Liège

La mère d'Alexandre Hart, principal accusé de l'assassinat de Valentin Vermeesch, a été entendue mercredi matin devant la cour d'assises de Liège. 

Elle a dressé le portrait d'un enfant hyperactif, qui était devenu violent et qui vivait dans un monde imaginaire. Valentin Vermeesch, un Hutois âgé de 18 ans souffrant d'un léger handicap mental, avait été tué la nuit du 26 au 27 mars 2017 à Statte (Huy). Il avait subi une très longue scène de violences et de tortures avant d'être précipité dans la Meuse, où il s'était noyé, les mains menottées dans le dos.

La mère d'Alexandre Hart a livré devant le jury les premières informations relatives à sa personnalité. Elle a exposé que son fils était un bébé très facile mais qu'il est devenu jaloux à la naissance de son frère. Dès l'école maternelle, il était renfermé sur lui-même. Un pédopsychiatre avait confirmé son hyperactivité. Dès l'école primaire, Alexandre Hart avait reçu une médication pour être calmé.

Très fusionnel avec sa mère, Alexandre Hart n'a jamais su couper le cordon avec elle. Mais il se sentait rejeté par son père qui lui donnait régulièrement la fessée. Ce père ne s'occupait pas de ses études et venait vers lui uniquement pour le gronder. Alexandre Hart ne comprenait pas pourquoi son père le fessait et il n'a jamais obtenu d'explications.

Durant sa jeunesse, la mère d'Alexandre Hart a découvert ses attitudes étranges. "Il était comme déconnecté, comme s'il était dans un jeu vidéo. Il n'avait pas la notion du réel. Nous l'avons orienté vers des activités sportives mais cela n'a servi à rien. Il n'osait pas s'exprimer. Il a trop été influencé par les jeux vidéo. Au décès de sa grand-mère, qui était proche de lui, il n'a pas pleuré. Il ne voulait pas montrer ses sentiments. Il est toujours resté dans son monde imaginaire, dans une bulle, dans un cocon", a raconté la mère de l'accusé.

Toujours rabaissé par les autres, Alexandre Hart voulait se montrer. Un accident a marqué un tournant dans sa vie lorsqu'il a blessé son frère avec une tronçonneuse. Dès cette époque, il s'est promis de ne plus être rabaissé. Alexandre Hart a commencé à faire de bêtises et à consommer de l'alcool. "Il consommait parfois une bouteille de vodka avant d'aller à l'école et il a connu son premier coma éthylique à l'âge de 14 ans", a confirmé la mère.
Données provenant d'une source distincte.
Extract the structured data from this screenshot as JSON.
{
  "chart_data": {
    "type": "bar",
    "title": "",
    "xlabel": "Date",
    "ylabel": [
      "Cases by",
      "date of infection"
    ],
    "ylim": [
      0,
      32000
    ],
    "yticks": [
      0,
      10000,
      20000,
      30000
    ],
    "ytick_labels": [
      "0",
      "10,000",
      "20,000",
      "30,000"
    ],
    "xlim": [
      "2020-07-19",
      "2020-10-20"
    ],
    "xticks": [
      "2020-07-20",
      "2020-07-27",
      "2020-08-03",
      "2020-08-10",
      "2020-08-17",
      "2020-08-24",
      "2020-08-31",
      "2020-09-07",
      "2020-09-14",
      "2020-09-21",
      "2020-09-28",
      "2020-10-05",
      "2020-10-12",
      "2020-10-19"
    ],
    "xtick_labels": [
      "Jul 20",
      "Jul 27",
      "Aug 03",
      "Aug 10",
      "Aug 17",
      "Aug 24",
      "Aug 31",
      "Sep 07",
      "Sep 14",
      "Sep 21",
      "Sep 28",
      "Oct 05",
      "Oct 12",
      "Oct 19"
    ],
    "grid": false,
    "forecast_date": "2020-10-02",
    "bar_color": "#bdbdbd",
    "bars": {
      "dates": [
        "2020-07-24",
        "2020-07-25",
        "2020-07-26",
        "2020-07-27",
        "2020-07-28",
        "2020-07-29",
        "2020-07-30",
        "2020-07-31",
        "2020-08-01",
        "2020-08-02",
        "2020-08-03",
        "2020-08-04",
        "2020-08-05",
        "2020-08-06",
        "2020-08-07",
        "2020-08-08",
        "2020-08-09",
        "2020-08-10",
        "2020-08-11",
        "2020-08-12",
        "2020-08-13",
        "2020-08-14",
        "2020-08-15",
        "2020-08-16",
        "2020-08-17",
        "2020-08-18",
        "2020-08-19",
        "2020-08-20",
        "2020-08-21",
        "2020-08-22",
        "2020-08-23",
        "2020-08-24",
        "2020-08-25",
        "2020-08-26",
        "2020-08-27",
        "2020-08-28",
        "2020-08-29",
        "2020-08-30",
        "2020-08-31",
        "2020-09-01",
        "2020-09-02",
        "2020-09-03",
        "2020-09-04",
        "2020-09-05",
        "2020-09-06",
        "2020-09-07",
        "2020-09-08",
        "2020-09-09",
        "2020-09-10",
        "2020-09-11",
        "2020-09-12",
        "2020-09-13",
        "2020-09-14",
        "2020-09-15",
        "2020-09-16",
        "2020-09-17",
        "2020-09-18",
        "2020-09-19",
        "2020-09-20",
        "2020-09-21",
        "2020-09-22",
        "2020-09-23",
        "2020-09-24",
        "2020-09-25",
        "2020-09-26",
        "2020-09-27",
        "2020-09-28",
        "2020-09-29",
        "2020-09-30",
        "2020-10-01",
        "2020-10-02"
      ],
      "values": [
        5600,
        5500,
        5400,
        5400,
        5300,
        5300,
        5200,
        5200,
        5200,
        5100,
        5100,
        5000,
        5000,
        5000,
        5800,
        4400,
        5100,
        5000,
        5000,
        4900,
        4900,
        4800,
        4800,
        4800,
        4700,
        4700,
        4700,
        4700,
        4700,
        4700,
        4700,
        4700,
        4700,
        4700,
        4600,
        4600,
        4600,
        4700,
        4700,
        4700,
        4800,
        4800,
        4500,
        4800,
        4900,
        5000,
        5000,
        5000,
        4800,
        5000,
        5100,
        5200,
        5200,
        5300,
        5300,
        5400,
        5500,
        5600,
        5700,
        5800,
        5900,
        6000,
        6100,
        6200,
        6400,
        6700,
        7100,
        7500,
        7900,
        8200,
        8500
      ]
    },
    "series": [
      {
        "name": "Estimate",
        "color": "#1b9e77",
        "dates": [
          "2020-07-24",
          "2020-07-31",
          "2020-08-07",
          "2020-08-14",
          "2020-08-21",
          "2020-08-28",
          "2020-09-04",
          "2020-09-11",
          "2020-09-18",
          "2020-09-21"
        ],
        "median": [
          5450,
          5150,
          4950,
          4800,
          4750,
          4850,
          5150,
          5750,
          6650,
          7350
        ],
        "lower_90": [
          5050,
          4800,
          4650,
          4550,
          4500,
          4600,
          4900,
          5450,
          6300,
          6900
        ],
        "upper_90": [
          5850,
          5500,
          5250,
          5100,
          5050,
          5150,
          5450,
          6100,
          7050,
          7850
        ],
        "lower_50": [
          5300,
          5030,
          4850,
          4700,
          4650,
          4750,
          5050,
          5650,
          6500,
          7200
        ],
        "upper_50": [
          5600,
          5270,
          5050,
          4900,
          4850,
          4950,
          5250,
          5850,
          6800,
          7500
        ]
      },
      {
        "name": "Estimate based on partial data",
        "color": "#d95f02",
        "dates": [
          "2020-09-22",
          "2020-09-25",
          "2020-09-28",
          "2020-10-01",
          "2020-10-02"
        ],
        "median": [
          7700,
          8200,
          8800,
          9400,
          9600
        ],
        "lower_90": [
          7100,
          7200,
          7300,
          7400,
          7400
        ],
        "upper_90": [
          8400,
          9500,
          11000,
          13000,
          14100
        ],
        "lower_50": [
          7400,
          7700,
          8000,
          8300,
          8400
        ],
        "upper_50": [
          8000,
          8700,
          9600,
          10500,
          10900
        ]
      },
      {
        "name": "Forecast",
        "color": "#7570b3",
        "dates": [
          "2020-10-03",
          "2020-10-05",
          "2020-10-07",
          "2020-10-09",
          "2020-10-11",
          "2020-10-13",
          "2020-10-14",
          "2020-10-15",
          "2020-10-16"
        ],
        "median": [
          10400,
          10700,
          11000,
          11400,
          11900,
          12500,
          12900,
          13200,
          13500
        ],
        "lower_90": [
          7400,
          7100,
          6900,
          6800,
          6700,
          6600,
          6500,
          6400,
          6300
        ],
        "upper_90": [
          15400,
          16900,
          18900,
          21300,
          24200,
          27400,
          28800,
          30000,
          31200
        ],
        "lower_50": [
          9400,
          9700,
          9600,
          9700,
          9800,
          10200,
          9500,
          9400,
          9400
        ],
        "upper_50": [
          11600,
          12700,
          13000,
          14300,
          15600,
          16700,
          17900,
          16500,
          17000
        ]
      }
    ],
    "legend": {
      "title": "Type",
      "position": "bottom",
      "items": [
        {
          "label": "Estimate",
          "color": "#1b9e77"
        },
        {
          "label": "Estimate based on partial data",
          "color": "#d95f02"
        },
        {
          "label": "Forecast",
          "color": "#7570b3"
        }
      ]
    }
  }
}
Alexandre Hart a toujours été suivi par un pédopsychiatre. Il a été hospitalisé en psychiatrie en 2012 à Bertrix. Il a aussi été placé dans un centre pour solutionner ses problèmes d'alcool. Vers 17 ans, il a connu ses premières consommations de stupéfiants. Le tribunal de la jeunesse est intervenu car Alexandre Hart est devenu plus agressif avec la consommation de drogue. En décembre 2015, il a volé sa mère et a menacé de mettre le feu à sa maison.

"Il a tendance à narguer et à sourire dans les moments de tension. Alexandre ne veut pas montrer ses faiblesses. Il préfère sourire plutôt que de montrer qu'il a mal ou qu'il souffre. Il a besoin d'être important et de servir à quelqu'un. Cette place, il ne l'avait pas chez nous", a confirmé la mère.

Selon la mère de l'accusé, la relation qu'Alexandre Hart a nouée avec Belinda Donnay s'est inscrite dans la continuité de la relation fusionnelle qu'il avait avec sa mère. Belinda Donnay était apparue comme complémentaire. Elle était la seule à savoir le calmer et elle s'en ventait.

La mère d'Alexandre Hart l'a résumé comme un enfant hypersensible, gentil, serviable et poli jusque ses 13 ans mais devenu violent sous l'influence de l'alcool. Alexandre Hart n'était pas valorisé chez lui et n'a pas pu acquérir la confiance. "J'ai l'impression que ce qui est arrivé est de ma faute, car je l'ai trop couvé. C'est dur d'aimer son enfant, de savoir ce qu'il a fait et de ne pas avoir su l'aider", a ajouté le témoin.